Helpful advice & posts give me a better understanding & broaden my knowledge so all v helpful.
I don't want to destabilise anything for LO, but equally don't want to feel chained to a property that I pay fully for while he reaps benefit (when the real reason he wants his own place is to have his dirty deeds) yet will play publicly the wounded 'thrown out' poor me dad.

OP posts:
43percentburnt · 11/09/2014 22:06

Errr... No. Don't keep him on it. Sounds like financially you may be in a position to buy him out or sell. A sale can be forced. A good Conveyancer with experience in such matters may be able to sort that out easily. And please take everything you are entitled to. I say on here regularly I work in this area and am fed up of women giving money away for a quiet life! And men bragging about not paying maintenance, sometimes in front of their new partners, what catches they are!
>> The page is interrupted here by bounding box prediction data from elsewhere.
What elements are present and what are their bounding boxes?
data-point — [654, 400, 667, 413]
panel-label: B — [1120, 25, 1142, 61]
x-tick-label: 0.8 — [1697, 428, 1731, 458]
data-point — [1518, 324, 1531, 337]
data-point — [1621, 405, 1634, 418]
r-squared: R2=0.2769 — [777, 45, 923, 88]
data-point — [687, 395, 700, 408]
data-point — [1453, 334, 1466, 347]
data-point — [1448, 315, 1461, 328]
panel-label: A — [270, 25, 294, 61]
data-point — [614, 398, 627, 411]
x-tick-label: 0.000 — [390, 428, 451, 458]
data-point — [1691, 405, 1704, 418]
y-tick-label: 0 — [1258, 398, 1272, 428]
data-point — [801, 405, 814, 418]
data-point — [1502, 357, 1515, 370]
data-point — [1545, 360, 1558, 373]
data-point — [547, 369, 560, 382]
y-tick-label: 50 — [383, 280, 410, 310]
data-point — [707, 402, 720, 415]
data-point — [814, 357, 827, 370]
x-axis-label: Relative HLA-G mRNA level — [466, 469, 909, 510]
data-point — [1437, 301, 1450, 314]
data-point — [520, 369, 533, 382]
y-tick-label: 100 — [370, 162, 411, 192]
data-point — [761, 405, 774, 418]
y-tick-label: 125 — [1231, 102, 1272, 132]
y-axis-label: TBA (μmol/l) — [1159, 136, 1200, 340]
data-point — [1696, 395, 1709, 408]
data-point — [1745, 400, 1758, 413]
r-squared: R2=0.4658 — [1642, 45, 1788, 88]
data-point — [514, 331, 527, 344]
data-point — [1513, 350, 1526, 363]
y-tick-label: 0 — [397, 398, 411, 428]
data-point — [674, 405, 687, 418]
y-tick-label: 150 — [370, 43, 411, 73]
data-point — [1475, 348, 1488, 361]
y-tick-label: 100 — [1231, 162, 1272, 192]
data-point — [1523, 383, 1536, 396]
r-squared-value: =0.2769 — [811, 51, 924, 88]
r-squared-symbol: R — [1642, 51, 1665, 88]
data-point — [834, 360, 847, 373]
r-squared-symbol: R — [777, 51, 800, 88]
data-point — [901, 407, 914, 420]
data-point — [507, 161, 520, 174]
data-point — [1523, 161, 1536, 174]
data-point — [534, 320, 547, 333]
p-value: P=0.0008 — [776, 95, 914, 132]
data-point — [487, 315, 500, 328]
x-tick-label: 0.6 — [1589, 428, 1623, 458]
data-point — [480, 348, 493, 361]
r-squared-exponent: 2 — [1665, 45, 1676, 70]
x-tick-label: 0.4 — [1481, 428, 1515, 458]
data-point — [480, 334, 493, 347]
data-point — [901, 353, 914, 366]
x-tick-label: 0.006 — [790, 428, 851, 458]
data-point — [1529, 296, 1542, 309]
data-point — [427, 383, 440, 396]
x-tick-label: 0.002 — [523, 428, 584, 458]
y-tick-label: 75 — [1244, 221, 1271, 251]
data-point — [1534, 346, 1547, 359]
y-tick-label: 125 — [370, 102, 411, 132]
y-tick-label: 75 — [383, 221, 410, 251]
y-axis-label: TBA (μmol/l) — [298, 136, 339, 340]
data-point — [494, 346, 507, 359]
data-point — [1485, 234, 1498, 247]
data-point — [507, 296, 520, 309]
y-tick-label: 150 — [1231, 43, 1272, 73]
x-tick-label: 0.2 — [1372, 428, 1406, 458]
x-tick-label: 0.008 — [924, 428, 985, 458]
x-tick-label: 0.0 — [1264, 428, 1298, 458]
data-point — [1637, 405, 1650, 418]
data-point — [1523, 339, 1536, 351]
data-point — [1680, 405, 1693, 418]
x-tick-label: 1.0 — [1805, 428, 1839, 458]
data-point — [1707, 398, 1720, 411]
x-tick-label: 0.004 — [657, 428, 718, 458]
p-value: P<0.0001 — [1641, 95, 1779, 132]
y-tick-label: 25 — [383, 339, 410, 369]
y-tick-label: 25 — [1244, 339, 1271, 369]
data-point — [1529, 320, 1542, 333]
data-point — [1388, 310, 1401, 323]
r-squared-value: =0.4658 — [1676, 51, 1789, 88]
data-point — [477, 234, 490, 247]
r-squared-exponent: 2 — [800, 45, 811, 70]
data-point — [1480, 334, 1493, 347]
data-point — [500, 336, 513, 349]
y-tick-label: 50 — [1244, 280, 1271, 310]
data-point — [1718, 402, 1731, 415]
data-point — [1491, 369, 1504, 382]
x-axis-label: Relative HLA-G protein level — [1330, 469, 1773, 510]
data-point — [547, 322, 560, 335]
I had a refuse to leave, refuse to pay, you earn more than me, aggressive ex. Life is sooooo much better now he is in a different county! Yes it destabilised dd for a while, but not for long.

Do what you need to do, see it as protecting you and your dd for the future just in case your ex decides to pack his job in leaving you to support your child. When he pulls the your screwing me for everything, just ignore him, you are only doing what you are legally entitled to do.

43percentburnt · 11/09/2014 22:10

Does he think it would be good to keep the rights to having his tea cooked and having his pants washed too?

A separation usually means living separate lives, ie apart.

Sorry had a particularly frustrating day! Good luck op hope you get a lovely house with your LO, without your exes name on it!